According to the New York Times, plaintiffs’ attorneys are citing a letter published in The New England Journal of Medicine, authored mostly by researchers at Duke University, that leaves out crucial laboratory data. Allegedly, the pharmaceutical companies helped deceive the editors by failing to take action on the omission. Meanwhile, they presented the same data to regulators in the US and Europe. Duke and J&J say they did not work together.
According to NYT, top editors at NEJM said they were unaware of separate lab data until they were contacted by a reporter last week. Regardless, they say the analysis is valid and that the data is irrelevant. For some, however, the situation is reminiscent of an earlier period when pharmaceutical companies had more sway and crucial data was left out of journal articles. Dr. Lisa Schwartz, a professor of medicine at Dartmouth commented on the failure to include lab data, saying “It just feels like it’s a real ethical breach,” to NYT. “If you know the direct answer to this question, then how can you not provide it to be able to give insight?”
J&J and Bayer hired Duke Clinical Research Institute to conduct a three-year, 14,000 patient clinical trial that ultimately led to Xarelto’s approval. The approval is now being questioned, in light of the fact that a blood-testing device used in the trials was defective. Some are worried that the malfunctioning device could have caused doctors to give patients the wrong dose of warfarin, skewing the results in favor of Xarelto.

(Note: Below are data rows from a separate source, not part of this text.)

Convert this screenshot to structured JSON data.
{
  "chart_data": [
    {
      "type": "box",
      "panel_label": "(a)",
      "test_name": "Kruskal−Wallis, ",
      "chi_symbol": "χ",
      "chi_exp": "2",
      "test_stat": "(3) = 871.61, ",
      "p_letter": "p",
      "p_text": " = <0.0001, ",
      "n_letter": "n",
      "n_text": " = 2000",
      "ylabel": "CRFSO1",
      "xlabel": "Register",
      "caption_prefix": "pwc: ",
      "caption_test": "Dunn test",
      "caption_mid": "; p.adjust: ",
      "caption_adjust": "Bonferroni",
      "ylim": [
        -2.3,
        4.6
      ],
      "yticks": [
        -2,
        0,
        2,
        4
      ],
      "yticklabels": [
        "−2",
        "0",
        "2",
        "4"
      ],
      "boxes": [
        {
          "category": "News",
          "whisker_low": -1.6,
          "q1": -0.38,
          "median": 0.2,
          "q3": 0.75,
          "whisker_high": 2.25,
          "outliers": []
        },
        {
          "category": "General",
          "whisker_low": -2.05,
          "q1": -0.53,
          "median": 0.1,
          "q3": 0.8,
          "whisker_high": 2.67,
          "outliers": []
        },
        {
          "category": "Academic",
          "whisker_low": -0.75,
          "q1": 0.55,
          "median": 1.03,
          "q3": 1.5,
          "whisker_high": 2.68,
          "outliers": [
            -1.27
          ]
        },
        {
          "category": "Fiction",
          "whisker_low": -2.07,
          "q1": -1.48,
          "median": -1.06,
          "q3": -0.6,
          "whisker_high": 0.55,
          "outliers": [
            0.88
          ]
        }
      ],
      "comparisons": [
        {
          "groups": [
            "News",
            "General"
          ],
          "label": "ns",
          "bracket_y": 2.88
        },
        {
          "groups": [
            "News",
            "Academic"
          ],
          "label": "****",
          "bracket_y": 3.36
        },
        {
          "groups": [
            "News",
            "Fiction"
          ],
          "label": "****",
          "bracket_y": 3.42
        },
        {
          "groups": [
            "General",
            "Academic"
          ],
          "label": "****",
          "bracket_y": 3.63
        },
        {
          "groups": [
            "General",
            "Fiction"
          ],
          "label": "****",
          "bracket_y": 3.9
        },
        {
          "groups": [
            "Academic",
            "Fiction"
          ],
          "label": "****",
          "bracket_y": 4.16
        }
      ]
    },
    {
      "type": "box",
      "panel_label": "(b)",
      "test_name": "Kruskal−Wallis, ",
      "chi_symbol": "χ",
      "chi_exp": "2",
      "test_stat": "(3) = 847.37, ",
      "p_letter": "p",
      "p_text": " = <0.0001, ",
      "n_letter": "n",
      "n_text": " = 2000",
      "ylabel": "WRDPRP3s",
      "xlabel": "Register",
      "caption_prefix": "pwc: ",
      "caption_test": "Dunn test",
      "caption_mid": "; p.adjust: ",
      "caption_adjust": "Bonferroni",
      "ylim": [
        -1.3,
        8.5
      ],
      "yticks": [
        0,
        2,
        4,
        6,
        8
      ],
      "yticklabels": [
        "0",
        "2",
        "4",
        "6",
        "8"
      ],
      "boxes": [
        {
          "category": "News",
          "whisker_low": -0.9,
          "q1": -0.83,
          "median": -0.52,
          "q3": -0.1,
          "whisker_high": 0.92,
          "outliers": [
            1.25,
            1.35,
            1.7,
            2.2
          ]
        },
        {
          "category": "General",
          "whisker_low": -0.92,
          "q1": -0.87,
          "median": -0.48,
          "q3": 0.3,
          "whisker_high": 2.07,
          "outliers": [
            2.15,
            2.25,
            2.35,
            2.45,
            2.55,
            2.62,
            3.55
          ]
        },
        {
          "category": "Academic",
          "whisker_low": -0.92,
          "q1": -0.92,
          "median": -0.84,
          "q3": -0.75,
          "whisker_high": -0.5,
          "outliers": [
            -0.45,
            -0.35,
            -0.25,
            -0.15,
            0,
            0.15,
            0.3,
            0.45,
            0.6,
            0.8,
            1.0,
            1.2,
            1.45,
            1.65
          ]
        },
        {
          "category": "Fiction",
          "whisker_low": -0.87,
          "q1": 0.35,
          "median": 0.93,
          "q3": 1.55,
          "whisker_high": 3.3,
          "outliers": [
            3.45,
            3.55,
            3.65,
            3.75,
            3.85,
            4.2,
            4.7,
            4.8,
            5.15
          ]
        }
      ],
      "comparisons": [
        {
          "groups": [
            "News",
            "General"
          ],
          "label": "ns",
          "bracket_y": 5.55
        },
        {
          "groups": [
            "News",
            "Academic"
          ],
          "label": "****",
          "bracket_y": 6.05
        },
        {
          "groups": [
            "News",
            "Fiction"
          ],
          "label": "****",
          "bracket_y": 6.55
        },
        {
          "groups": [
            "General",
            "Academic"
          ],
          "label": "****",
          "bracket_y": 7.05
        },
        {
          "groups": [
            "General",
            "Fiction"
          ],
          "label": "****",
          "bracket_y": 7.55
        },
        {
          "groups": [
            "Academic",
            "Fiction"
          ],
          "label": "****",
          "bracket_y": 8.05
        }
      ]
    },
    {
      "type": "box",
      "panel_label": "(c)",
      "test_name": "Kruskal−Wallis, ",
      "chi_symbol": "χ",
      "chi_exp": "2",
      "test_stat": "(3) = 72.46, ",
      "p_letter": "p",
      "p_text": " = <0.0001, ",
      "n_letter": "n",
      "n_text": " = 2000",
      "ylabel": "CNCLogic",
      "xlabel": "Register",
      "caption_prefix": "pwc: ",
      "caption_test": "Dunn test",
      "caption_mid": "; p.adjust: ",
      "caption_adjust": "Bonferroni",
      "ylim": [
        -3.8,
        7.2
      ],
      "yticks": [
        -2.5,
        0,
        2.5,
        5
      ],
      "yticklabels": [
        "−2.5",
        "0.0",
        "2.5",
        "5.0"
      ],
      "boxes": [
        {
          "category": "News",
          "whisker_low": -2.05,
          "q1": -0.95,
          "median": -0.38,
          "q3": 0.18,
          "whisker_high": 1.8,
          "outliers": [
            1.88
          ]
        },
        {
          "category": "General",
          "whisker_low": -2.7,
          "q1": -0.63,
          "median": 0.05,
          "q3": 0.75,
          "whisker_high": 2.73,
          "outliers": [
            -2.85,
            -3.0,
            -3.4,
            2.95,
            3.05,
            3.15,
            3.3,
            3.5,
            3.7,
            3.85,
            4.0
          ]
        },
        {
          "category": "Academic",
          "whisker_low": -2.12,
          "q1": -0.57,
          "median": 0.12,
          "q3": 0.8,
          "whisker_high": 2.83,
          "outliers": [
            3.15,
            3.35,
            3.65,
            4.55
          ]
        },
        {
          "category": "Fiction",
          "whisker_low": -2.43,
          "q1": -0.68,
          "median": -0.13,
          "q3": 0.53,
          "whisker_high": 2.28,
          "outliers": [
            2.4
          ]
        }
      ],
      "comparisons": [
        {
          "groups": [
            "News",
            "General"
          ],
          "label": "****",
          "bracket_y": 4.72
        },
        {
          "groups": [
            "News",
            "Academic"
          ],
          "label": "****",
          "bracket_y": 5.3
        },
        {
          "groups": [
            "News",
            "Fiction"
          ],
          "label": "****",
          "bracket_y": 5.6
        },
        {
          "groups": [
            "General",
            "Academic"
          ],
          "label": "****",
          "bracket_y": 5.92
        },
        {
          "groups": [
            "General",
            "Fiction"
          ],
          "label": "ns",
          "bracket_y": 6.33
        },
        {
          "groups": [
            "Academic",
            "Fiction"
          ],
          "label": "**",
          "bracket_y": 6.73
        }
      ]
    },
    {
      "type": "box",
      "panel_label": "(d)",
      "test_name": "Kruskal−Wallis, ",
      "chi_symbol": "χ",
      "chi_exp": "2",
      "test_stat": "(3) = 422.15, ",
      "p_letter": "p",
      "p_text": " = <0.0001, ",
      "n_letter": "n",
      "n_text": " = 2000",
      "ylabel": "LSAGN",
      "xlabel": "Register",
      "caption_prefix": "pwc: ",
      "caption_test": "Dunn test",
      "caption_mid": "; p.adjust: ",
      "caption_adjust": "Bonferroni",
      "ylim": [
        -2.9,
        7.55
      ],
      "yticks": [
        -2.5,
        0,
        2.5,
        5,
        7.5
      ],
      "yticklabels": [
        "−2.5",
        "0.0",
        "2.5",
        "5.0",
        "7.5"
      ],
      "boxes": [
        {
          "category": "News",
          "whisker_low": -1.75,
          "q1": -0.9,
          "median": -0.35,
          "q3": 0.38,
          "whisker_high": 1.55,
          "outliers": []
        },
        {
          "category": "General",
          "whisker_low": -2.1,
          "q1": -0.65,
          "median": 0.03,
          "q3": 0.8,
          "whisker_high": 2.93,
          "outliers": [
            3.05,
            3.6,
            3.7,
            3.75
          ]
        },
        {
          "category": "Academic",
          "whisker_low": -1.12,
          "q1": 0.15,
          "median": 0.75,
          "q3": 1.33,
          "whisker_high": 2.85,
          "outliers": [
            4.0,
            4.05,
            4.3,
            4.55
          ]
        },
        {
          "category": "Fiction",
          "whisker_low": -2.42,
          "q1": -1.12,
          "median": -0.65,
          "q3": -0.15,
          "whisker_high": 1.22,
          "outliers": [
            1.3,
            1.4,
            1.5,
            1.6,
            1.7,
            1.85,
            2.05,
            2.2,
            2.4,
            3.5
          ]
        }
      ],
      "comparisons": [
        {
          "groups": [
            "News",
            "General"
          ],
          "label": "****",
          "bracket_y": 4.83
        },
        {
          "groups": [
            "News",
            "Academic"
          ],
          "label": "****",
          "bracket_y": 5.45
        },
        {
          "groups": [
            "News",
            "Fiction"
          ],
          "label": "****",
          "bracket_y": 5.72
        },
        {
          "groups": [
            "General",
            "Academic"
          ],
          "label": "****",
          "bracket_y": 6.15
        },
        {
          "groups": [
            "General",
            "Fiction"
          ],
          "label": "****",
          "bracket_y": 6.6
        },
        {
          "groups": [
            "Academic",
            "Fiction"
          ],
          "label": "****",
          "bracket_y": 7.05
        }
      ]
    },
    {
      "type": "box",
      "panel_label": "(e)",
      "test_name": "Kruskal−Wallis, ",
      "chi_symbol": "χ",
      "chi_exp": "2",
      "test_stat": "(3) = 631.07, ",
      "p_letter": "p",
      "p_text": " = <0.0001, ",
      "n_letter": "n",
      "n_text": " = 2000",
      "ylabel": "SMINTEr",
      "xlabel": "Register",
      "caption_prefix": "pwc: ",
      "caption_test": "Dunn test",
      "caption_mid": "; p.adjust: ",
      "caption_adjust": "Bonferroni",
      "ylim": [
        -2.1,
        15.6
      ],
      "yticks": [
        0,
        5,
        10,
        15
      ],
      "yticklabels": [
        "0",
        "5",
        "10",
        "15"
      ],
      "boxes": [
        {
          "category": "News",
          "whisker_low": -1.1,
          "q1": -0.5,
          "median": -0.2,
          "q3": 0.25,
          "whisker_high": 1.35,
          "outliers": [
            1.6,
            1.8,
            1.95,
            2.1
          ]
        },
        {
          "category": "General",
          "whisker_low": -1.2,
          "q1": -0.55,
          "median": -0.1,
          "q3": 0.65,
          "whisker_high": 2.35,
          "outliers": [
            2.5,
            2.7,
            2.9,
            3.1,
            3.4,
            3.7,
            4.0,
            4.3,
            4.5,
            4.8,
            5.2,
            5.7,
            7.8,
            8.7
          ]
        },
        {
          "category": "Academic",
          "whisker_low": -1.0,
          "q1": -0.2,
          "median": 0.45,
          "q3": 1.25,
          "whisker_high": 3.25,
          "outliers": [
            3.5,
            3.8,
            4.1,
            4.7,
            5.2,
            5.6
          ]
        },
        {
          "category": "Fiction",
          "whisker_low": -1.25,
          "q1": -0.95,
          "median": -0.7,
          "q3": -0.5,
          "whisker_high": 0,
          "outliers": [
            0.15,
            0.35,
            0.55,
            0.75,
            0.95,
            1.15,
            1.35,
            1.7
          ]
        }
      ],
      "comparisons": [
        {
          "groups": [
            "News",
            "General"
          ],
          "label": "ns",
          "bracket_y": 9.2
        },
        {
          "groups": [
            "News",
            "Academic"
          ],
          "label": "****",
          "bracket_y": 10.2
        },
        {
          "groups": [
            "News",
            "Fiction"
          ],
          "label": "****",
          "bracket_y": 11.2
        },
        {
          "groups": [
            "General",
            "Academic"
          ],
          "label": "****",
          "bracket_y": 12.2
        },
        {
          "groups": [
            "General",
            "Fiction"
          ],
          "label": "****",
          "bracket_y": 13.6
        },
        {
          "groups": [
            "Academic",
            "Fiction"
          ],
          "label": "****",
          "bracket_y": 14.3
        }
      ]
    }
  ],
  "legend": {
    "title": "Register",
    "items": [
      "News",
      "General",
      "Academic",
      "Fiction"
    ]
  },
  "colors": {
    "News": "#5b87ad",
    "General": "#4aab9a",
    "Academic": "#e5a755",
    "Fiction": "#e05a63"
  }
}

Duke researchers published an analysis in NEJM last month showing that the faulty device did not affect the outcome of the trial. Instead of quelling concerns, however, it raised more questions among members of the medical community. Some researchers criticized their method of analysis, which basically guessed which groups of patients would be most affected by the device. Other scientists say the device readings should have been compared with results conducted at a central laboratory, which was done at two points during the trial. This data was not mentioned in the letter, and journal editors say they were unaware of its existence. “At the time we published the letter, we didn’t know that it existed,” said Dr. Jeffrey M. Drazen, editor in chief of The New England Journal of Medicine.
Plaintiffs’ attorneys in the Xarelto litigation pointed out in a footnote that a peer reviewer had asked about the existence of lab data that would allow comparison with the device’s readings. “Despite being provided this opportunity to respond to the peer reviewers,” attorneys said, according to NYT “defendants remained silent on this point, thereby misleading the NEJM.”